Study Tour Fellow Reports



Naples and Campania, Day One, 13 May 2008

by Jane Reilly | May 13, 2008
by: Mia Reinoso Genoni
miagenoni@post.harvard.edu
















The tour began the afternoon of the 13th, with a ride on the Naples funicular, immortalized in the 19th-century song Funiculi, Funicula (lyrics and music by Peppino Turco and Luigi Denza ). We went to the top of the Vomero Hill, where we were treated to a panoramic view of the city of Naples with Vesuvius looming in the distance.
















Of particular interest is the view of the Spaccanapoli, or “Naples-Splitter”; one of the original east-west streets of the Greek city of Neapolis, it became a Roman decumanus, and is now known as the via Benedetto Croce. The building with the green roof is the late medieval church of Santa Chiara.






















The spatio-temporal layering visible from Vomero hill is also omnipresent in the structures atop it. The Castel Sant’Elmo is a fortress named after a 10th-century church on site.

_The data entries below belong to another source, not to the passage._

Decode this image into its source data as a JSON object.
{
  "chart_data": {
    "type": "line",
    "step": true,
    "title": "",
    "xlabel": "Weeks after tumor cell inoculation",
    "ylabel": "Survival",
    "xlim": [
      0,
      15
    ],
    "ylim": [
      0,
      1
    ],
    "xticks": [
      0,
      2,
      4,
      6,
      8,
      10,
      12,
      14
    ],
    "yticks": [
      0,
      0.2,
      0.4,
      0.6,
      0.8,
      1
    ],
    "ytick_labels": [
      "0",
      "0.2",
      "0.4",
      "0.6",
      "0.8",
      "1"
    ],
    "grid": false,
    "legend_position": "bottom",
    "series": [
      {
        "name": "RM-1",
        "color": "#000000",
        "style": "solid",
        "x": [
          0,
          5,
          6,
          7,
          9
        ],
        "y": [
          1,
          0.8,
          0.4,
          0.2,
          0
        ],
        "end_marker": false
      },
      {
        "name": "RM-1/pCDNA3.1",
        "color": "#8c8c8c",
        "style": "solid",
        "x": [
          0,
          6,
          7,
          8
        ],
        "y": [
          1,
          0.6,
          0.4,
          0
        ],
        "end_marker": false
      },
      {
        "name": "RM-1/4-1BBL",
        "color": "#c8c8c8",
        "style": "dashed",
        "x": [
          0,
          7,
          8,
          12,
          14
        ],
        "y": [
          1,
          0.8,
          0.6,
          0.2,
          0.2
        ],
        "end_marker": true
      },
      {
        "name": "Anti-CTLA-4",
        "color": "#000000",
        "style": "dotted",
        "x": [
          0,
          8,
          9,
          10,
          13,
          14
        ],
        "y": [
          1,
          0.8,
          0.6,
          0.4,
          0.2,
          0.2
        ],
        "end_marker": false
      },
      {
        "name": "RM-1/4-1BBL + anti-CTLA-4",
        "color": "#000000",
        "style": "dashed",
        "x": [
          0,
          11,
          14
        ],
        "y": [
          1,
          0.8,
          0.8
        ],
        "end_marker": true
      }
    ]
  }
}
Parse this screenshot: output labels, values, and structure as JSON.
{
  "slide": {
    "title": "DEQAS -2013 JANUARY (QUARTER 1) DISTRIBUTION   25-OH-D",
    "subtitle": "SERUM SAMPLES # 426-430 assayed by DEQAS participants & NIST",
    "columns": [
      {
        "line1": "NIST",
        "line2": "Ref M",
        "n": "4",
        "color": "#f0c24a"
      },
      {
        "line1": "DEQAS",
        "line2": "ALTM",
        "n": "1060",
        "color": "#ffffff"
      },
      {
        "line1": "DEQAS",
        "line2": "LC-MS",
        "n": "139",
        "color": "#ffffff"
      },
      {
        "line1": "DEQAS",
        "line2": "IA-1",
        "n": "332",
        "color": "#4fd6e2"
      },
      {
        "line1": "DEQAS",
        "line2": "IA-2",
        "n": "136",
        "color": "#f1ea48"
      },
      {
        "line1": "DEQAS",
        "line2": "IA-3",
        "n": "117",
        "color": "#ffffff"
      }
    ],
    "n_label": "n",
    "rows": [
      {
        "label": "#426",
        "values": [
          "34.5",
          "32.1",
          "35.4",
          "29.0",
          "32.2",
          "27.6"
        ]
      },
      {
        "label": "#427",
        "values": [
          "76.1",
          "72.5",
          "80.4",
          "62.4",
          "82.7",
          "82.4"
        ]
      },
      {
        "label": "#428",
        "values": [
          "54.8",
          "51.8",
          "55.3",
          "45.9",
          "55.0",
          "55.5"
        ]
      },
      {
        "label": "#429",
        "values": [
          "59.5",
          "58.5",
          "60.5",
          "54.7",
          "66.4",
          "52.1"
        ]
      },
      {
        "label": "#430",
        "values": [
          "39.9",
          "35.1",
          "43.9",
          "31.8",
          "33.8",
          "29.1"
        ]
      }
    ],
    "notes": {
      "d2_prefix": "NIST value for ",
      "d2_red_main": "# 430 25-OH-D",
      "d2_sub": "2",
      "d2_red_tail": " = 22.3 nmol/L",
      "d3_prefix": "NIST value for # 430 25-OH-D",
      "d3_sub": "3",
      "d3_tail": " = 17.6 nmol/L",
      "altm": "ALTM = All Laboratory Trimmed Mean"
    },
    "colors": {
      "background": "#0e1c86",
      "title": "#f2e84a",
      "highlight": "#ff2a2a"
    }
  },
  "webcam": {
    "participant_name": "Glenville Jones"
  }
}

It was begun by King Robert of Anjou in 1329, and the Viceroy Peter of Toledo reconfigured it in 1537-46. It was built in part by slicing through the rock to create what is essentially a moat without water.









































The Certosa di San Martino is a Carthusian monastery founded by Charles of Anjou, Duke of Calabria in 1325. In the 16th and 17th centuries two architects were responsible for a complete renovation, originally inspired in part by the Counter-Reformation: Giovanni Antonio Dosio (1589) and Cosimo Fanzago (1623).





















The interior is a testament to Mannerist and Baroque Neapolitan splendor, as well as a palimpsest of sorts: note Giovanni Lanfranco’s 17th-century frescoes inserted into the “Gothic” (or “medieval modern”) vaulting of the Angevin structure. Also fascinating is Fanzago’s use of marble. There were no nearby quarries, so marble came at a premium; Fanzago the sculptor solved this problem by creating slender marble revetment, seen here.






















The Chiostro Grande was designed by Dolsio in 1591-1609. Fanzago created the balustrade of the monk’s cemetery, seen here in the foreground.
















Examples of his deft architectonic-sculptural touch abound: here we see the skulls of the balustrade of the cemetery…
















while elsewhere we find the elements of greater articulation he added to Dosio’s design. Quite striking are the elegant moldings that frame the busts of Carthusian saints found on the portals.